The City Council is set to review City Manager Tai Jaiyeoba at a meeting on Tuesday, Sept. 20.

The meeting is closed to the public, but that doesn’t mean that we can’t give the City Council some ideas of what we think they should consider in their review.

Jaiyeoba has been city manager for seven months.  In that time, what has he done to make Greensboro a better place to live?

Jaiyeoba waylaid the City Council with his proposed budget.  The city manager’s proposed budget is supposed to be a budget based on direction from the City Council.   The majority of the City Council agreed that a tax increase of 2 cents or 3 cents was what they wanted.  Jaiyeoba came back with a budget with a tax increase of 11.69 cents over the revenue neutral rate.  It’s not even close to what the council requested. Jaiyeoba used some accounting tricks and cut $1 million from the Police Department budget and got the tax increase down to 8.69 cents.

That’s insubordination at the least.  He reportedly based his budget on individual requests from councilmembers, not the direction of the majority.

The extremely unpopular $25 fine for not rolling garbage and recycling bins back from the street was part of Jaiyeoba’s budget.  There may be other surprises in the budget as well.

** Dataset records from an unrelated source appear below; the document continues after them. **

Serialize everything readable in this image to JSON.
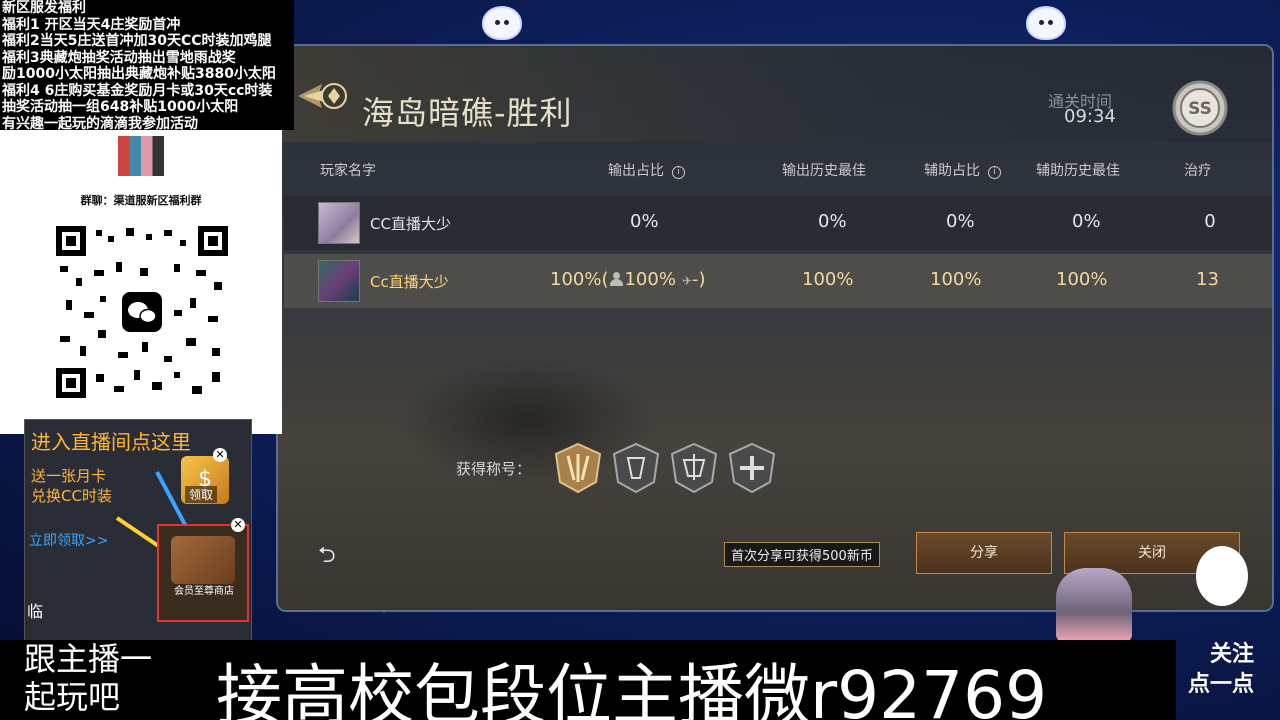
{
  "promo": {
    "lines": [
      "新区服发福利",
      "福利1 开区当天4庄奖励首冲",
      "福利2当天5庄送首冲加30天CC时装加鸡腿",
      "福利3典藏炮抽奖活动抽出雪地雨战奖",
      "励1000小太阳抽出典藏炮补贴3880小太阳",
      "福利4 6庄购买基金奖励月卡或30天cc时装",
      "抽奖活动抽一组648补贴1000小太阳",
      "有兴趣一起玩的滴滴我参加活动"
    ],
    "group_label": "群聊：渠道服新区福利群"
  },
  "live_panel": {
    "title": "进入直播间点这里",
    "promo_lines": [
      "送一张月卡",
      "兑换CC时装"
    ],
    "claim_link": "立即领取>>",
    "reward_label": "领取",
    "reward_glyph": "$",
    "shop_label": "会员至尊商店",
    "edge_text": "临",
    "close_glyph": "✕"
  },
  "game": {
    "mission_title": "海岛暗礁-胜利",
    "clear_time_label": "通关时间",
    "clear_time": "09:34",
    "rank": "SS",
    "columns": [
      "玩家名字",
      "输出占比",
      "输出历史最佳",
      "辅助占比",
      "辅助历史最佳",
      "治疗"
    ],
    "players": [
      {
        "name": "CC直播大少",
        "dmg_ratio": "0%",
        "dmg_best": "0%",
        "assist_ratio": "0%",
        "assist_best": "0%",
        "heal": "0"
      },
      {
        "name": "Cc直播大少",
        "dmg_ratio": "100%(",
        "dmg_sub": "100%",
        "dmg_tail": "-)",
        "dmg_best": "100%",
        "assist_ratio": "100%",
        "assist_best": "100%",
        "heal": "13"
      }
    ],
    "titles_label": "获得称号：",
    "share_tip": "首次分享可获得500新币",
    "share_button": "分享",
    "close_button": "关闭",
    "back_glyph": "⮌",
    "info_glyph": "i",
    "wing_glyph": "✈"
  },
  "bottom": {
    "side_text_line1": "跟主播一",
    "side_text_line2": "起玩吧",
    "banner": "接高校包段位主播微r92769",
    "follow_line1": "关注",
    "follow_line2": "点一点"
  }
}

The City Council needs to inquire as to what benefits the taxpayers have received from the nearly 30 percent tax increase.  Does anyone other than Jaiyeoba benefit from his personal assistant, or adding an additional assistant city manager to lighten his work load?  What benefit is it to the public to create another city department?

The budget adds over 60 new city employees.  How many of these benefit the taxpayers paying their salaries?

These questions should have been asked before the budget was passed, but everyone on the City Council was running in the July 26 election, which made the entire City Council more than a little distracted during the budget process in June.  This review would be a great time to get these questions answered.

When they were campaigning, the city councilmembers talked about the need for more transparency. Jaiyeoba has taken the city government in the opposite direction.  He refuses to allow reports and presentations to be posted on the city website before meetings, and at the last work session he wouldn’t even allow councilmembers have the report prior to the meeting.  Councilmembers were provided printed copies at the meeting.

Printed, electronic, chiseled in stone – it doesn’t matter what form the documents are in, they are still public records.  But when councilmembers receive electronic versions, they share them with people who are interested.  Jaiyeoba reportedly doesn’t like the public to have access to the information prior to the meeting.

Jaiyeoba tried to have the media banned from the floor of the council chambers during meetings.  He said he would allow media representatives to come down from the balcony after the meetings to speak with councilmembers and staff.  He was informed of the First Amendment rights of the media and hasn’t tried to enforce his ban.  But what is to be gained by banning the media from a public meeting?

After meeting with Jaiyeoba, the City Council should meet privately to discuss whether to give Jaiyeoba another six months or cut its losses and see if Deputy City Manager Chris Wilson will agree to be interim city manager until they can get someone more in tune with the goals of the City Council.